Any idea how I may succeed in using my keras.model in my custom loss function?

I am open to getting the output of a specified layer if need be or to converting my keras.model to a tf.estimator object (or anything else).

回答1:

First, let's try to understand the error message you're getting:

AttributeError: 'Tensor' object has no attribute 'ndim'

Let's take a look at the Keras documentation and find the predict method of Keras model.

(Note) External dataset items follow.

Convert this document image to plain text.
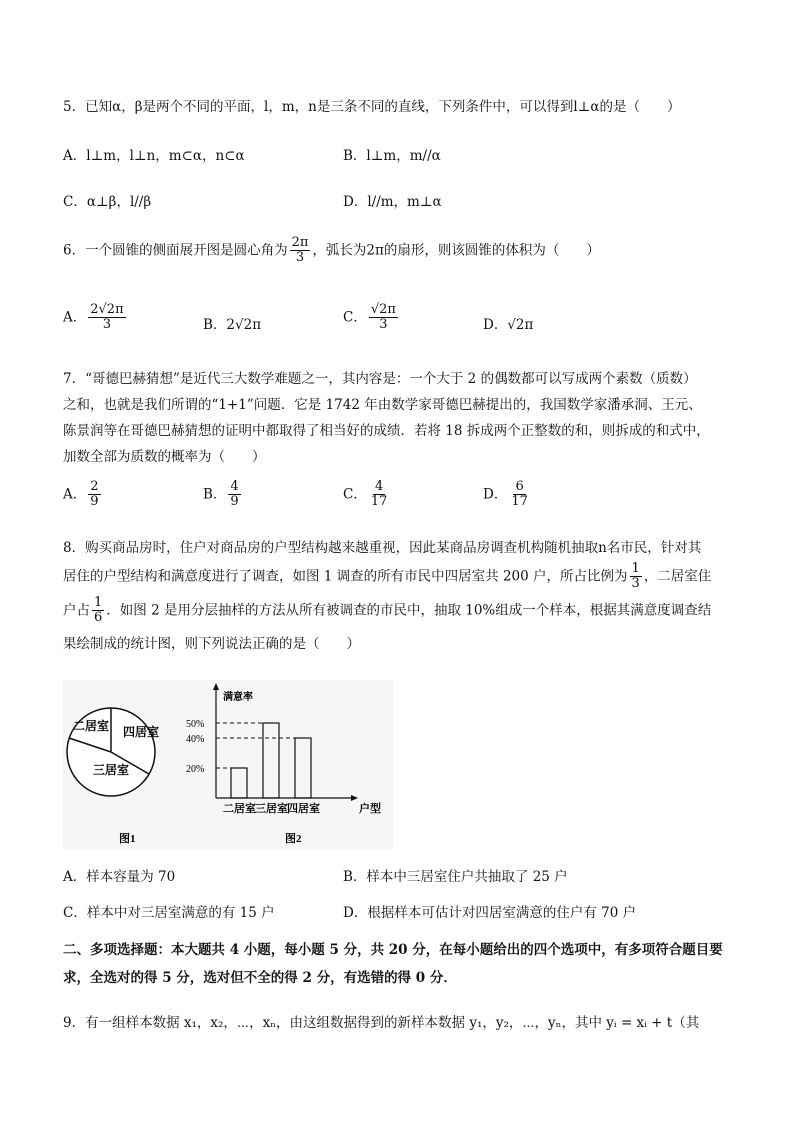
5．已知α，β是两个不同的平面，l，m，n是三条不同的直线，下列条件中，可以得到l⊥α的是（　　）
A．l⊥m，l⊥n，m⊂α，n⊂α	B．l⊥m，m//α
C．α⊥β，l//β	D．l//m，m⊥α
6．一个圆锥的侧面展开图是圆心角为 $\frac{2\pi}{3}$ ，弧长为2π的扇形，则该圆锥的体积为（　　）
A． $\frac{2√2\pi}{3}$	B．2√2π	C． $\frac{√2\pi}{3}$	D．√2π
7．“哥德巴赫猜想”是近代三大数学难题之一，其内容是：一个大于 2 的偶数都可以写成两个素数（质数）
之和，也就是我们所谓的“1+1”问题．它是 1742 年由数学家哥德巴赫提出的，我国数学家潘承洞、王元、
陈景润等在哥德巴赫猜想的证明中都取得了相当好的成绩．若将 18 拆成两个正整数的和，则拆成的和式中，
加数全部为质数的概率为（　　）
A． $\frac{2}{9}$	B． $\frac{4}{9}$	C． $\frac{4}{17}$	D． $\frac{6}{17}$
8．购买商品房时，住户对商品房的户型结构越来越重视，因此某商品房调查机构随机抽取n名市民，针对其
居住的户型结构和满意度进行了调查，如图 1 调查的所有市民中四居室共 200 户，所占比例为 $\frac{1}{3}$ ，二居室住
户占 $\frac{1}{6}$ ．如图 2 是用分层抽样的方法从所有被调查的市民中，抽取 10%组成一个样本，根据其满意度调查结
果绘制成的统计图，则下列说法正确的是（　　）
二居室 四居室
三居室
图1
满意率
户型
图2
二居室 三居室 四居室
50%
40%
20%
A．样本容量为 70	B．样本中三居室住户共抽取了 25 户
C．样本中对三居室满意的有 15 户	D．根据样本可估计对四居室满意的住户有 70 户
二、多项选择题：本大题共 4 小题，每小题 5 分，共 20 分，在每小题给出的四个选项中，有多项符合题目要
求，全选对的得 5 分，选对但不全的得 2 分，有选错的得 0 分．
9．有一组样本数据 x₁，x₂，⋯，xₙ，由这组数据得到的新样本数据 y₁，y₂，⋯，yₙ，其中 yᵢ = xᵢ + t（其
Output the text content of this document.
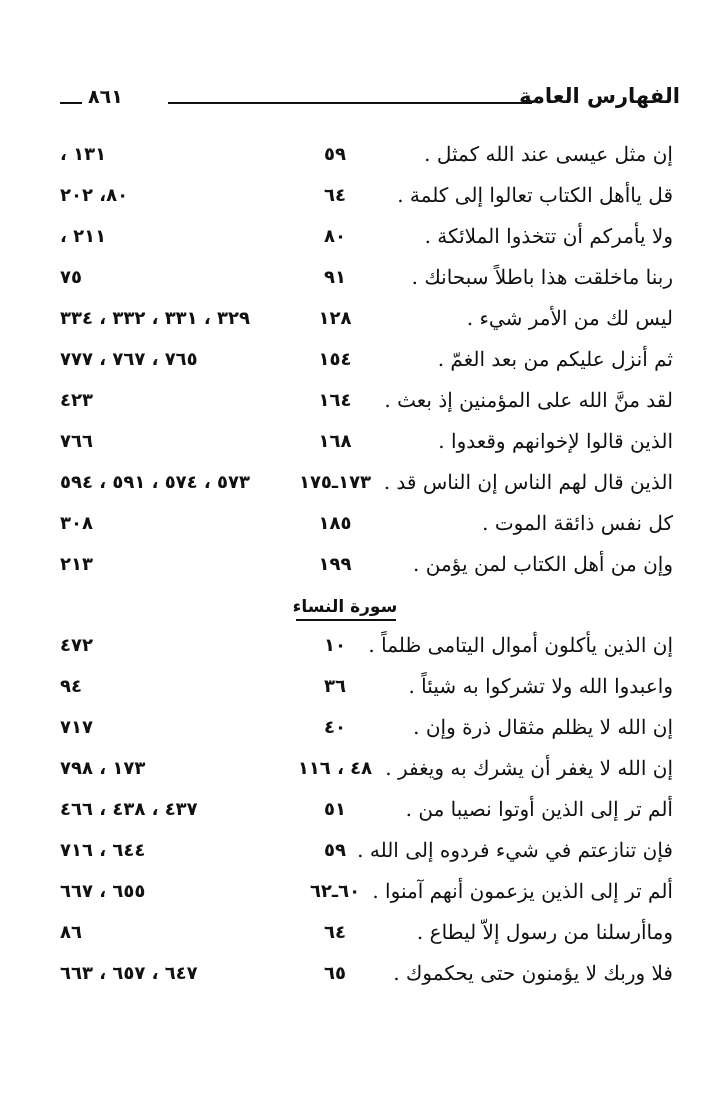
الفهارس العامة
٨٦١
إن مثل عيسى عند الله كمثل .
٥٩
١٣١ ،
قل ياأهل الكتاب تعالوا إلى كلمة .
٦٤
٨٠، ٢٠٢
ولا يأمركم أن تتخذوا الملائكة .
٨٠
٢١١ ،
ربنا ماخلقت هذا باطلاً سبحانك .
٩١
٧٥
ليس لك من الأمر شيء .
١٢٨
٣٢٩ ، ٣٣١ ، ٣٣٢ ، ٣٣٤
ثم أنزل عليكم من بعد الغمّ .
١٥٤
٧٦٥ ، ٧٦٧ ، ٧٧٧
لقد منَّ الله على المؤمنين إذ بعث .
١٦٤
٤٢٣
الذين قالوا لإخوانهم وقعدوا .
١٦٨
٧٦٦
الذين قال لهم الناس إن الناس قد .
١٧٣ـ١٧٥
٥٧٣ ، ٥٧٤ ، ٥٩١ ، ٥٩٤
كل نفس ذائقة الموت .
١٨٥
٣٠٨
وإن من أهل الكتاب لمن يؤمن .
١٩٩
٢١٣
سورة النساء
إن الذين يأكلون أموال اليتامى ظلماً .
١٠
٤٧٢
واعبدوا الله ولا تشركوا به شيئاً .
٣٦
٩٤
إن الله لا يظلم مثقال ذرة وإن .
٤٠
٧١٧
إن الله لا يغفر أن يشرك به ويغفر .
٤٨ ، ١١٦
١٧٣ ، ٧٩٨
ألم تر إلى الذين أوتوا نصيبا من .
٥١
٤٣٧ ، ٤٣٨ ، ٤٦٦
فإن تنازعتم في شيء فردوه إلى الله .
٥٩
٦٤٤ ، ٧١٦
ألم تر إلى الذين يزعمون أنهم آمنوا .
٦٠ـ٦٢
٦٥٥ ، ٦٦٧
وماأرسلنا من رسول إلاّ ليطاع .
٦٤
٨٦
فلا وربك لا يؤمنون حتى يحكموك .
٦٥
٦٤٧ ، ٦٥٧ ، ٦٦٣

We can see the description of the function parameters:

x: the input data, as a Numpy array.

So, the model is trying to get a ndims property of a numpy array, because it expects an array as input. On other hand, the custom loss function of the Keras framework gets tensors as inputs. So, don't write any python code inside it - it will never be executed during evaluation. This function is just called to construct the computational graph.


Okay, now that we found out the meaning behind that error message, how can we use a Keras model inside custom loss function? Simple! We just need to get the evaluation graph of the model. Try something like this:

def custom_loss(y_true, y_pred):
    # Your model exists in global scope
    global e

    # Get the layers of your model
    layers = [l for l in e.layers]

    # Construct a graph to evaluate your other model on y_pred
    eval_pred = y_pred
    for i in range(len(layers)):
        eval_pred = layers[i](eval_pred)

    # Construct a graph to evaluate your other model on y_true
    eval_true = y_true
    for i in range(len(layers)):
        eval_true = layers[i](eval_true)

    # Now do what you wanted to do with outputs.
    # Note that we are not returning the values, but a tensor.
    return K.mean(K.square(eval_pred - eval_true), axis=-1)

Please note that the code above is not tested. However, the general idea will stay the same regardless of the implementation: you need to construct a graph, in which the y_true and y_pred will flow through it to the final operations.